Daerah Istimewa Yogyakarta (DIY) semakin serius mewujudkan kesetaraan gender. Melalui Perda No. 4/2023 tentang Pengarusutamaan Gender, daerah ini berupaya menjadikan ruang publik lebih inklusif dan ramah bagi semua.
Surani Hasanati, Peneliti Kelompok Studi Gender & Pembangunan sekaligus Dosen Geografi Universitas Gadjah Mada (UGM) mengakui responsif gender DIY termasuk terbaik dibandingkan daerah lain dengan Indeks Pembangunan Gender (IPG) terbaik nasional.
“Meski demikian, hal itu harus terus ditingkatkan, mengingat tantangan semakin besar seiring dengan semakin bertambahnya jumlah penduduk perempuan,” ujarnya saat siaran radio pada Selasa (1/10).

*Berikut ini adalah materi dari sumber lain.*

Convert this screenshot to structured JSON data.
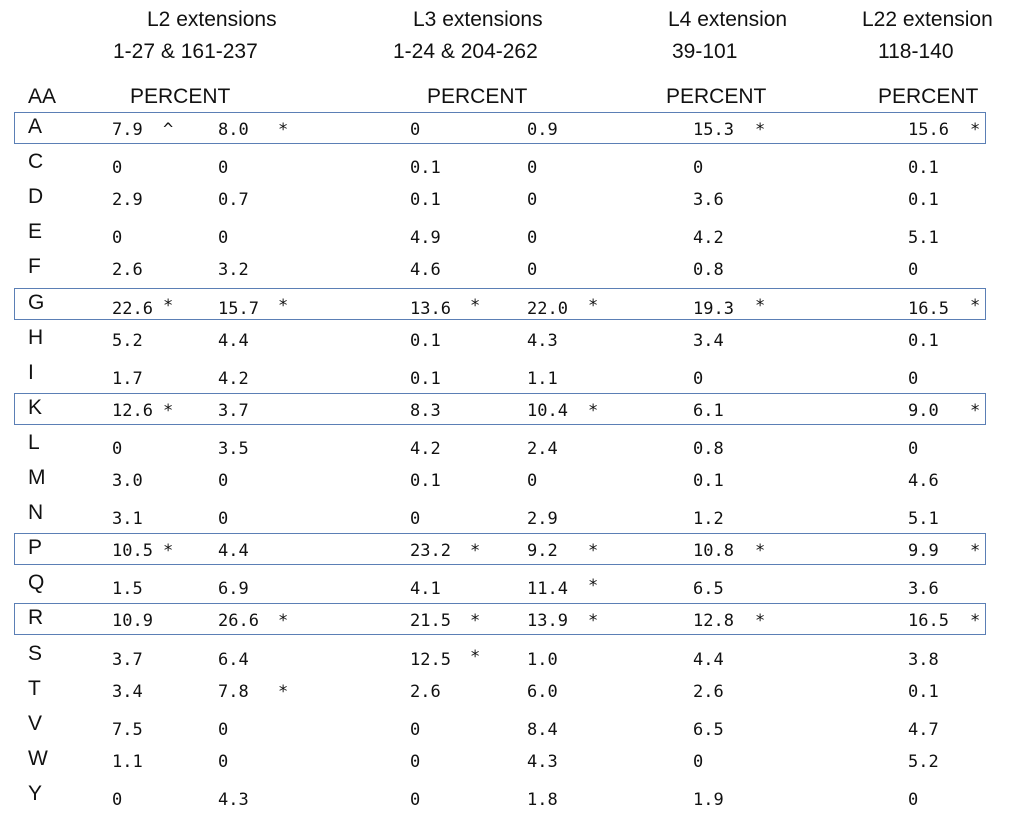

Fasilitas publik yang tidak responsif gender dapat menjadi penghalang bagi kelompok rentan seperti perempuan, anak-anak, lansia, dan penyandang disabilitas untuk berpartisipasi penuh dalam kehidupan masyarakat. Karena sebagian besar aktivitas masyarakat terjadi di ruang publik. Prinsipnya, berbagai fasilitas publik tersebut harus memberikan rasa aman dan nyaman.
“Responsif gender ini bisa diartikan secara luas, kalau perempuan ya bagaimana berada di ruang publik selalu mendapatkan rasa aman, baik di transportasi seperti KRL dan lain. Tetapi dalam arti luas, responsif gender ini bisa nanti mengarah ke lansia, anak-anak hingga penyandang disabilitas,” terang Rani.

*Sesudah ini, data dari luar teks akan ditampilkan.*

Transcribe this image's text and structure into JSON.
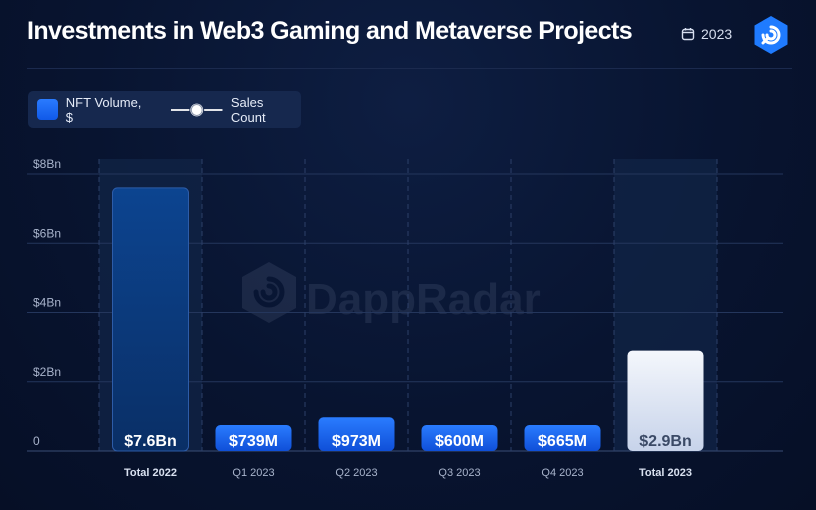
{
  "header": {
    "title": "Investments in Web3 Gaming and Metaverse Projects",
    "year": "2023",
    "calendar_icon": "calendar-icon",
    "logo_icon": "dappradar-logo-icon"
  },
  "watermark": "DappRadar",
  "legend": {
    "bar_label": "NFT Volume, $",
    "line_label": "Sales Count"
  },
  "colors": {
    "bar_blue": "#1a66f0",
    "bar_total_2022": "#0d3f86",
    "bar_total_2023": "#e8edf6",
    "highlight_column": "#0f2143",
    "grid": "#24365c"
  },
  "chart_data": {
    "type": "bar",
    "title": "Investments in Web3 Gaming and Metaverse Projects",
    "xlabel": "",
    "ylabel": "",
    "ylim": [
      0,
      8
    ],
    "unit": "Bn",
    "y_ticks": [
      {
        "value": 0,
        "label": "0"
      },
      {
        "value": 2,
        "label": "$2Bn"
      },
      {
        "value": 4,
        "label": "$4Bn"
      },
      {
        "value": 6,
        "label": "$6Bn"
      },
      {
        "value": 8,
        "label": "$8Bn"
      }
    ],
    "categories": [
      "Total 2022",
      "Q1 2023",
      "Q2 2023",
      "Q3 2023",
      "Q4 2023",
      "Total 2023"
    ],
    "values": [
      7.6,
      0.739,
      0.973,
      0.6,
      0.665,
      2.9
    ],
    "data_labels": [
      "$7.6Bn",
      "$739M",
      "$973M",
      "$600M",
      "$665M",
      "$2.9Bn"
    ],
    "highlighted": [
      true,
      false,
      false,
      false,
      false,
      true
    ],
    "grid": true
  }
}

Selain itu, Ia menjelaskan maksud setara bukan secara fisik sama melainkan lebih pada kesesuaian dengan porsi kebutuhan.
“Misal fasilitas publik tempat menonton pertandingan, itu satu blok tangga kan sama semua, tetapi ketika menonton dan berdiri semua belum tentu yang perempuan selalu bisa melihat. Fasilitas itu setara tetapi belum sesuai porsi, kebutuhan, konsep setara belum final. Oleh karena itu butuh kesadaran bersama bagi orang di sekitar tentang responsif gender ini,” terangnya.
Ia juga menilai kebijakan responsif gender tidak sepenuhnya dipengaruhi jenis kelamin laki atau perempuan dari pihak yang terlibat dalam proses penyusunan. Pemimpin perempuan belum tentu kebijakannya selalu responsif gender, sebaliknya pemimpin laki-laki tak selalu anti terhadap gender.
Senada dengan hal tersebut, Umarudin Masdar, Anggota DPRD, menekankan bahwa responsif gender tidak semata-mata keterwakilan perempuan dan fasilitas fisik yang dibikin setara. Namun, juga pentingnya kesadaran seluruh masyarakat. Ketika semua sudah memiliki kesadaran yang baik, laki-laki sekalipun ketika menjadi pemimpin maka akan membuat kebijakan yang responsif gender.
“Maka paling penting kita harus terus menerus mengkampanyekan pentingnya membangun kesadaran untuk responsif gender, menurut kami menjadi kunci. Untuk semua generasi, termasuk kalangan orang tua juga harus menjadi sasaran kampanye responsif gender,” jelasnya.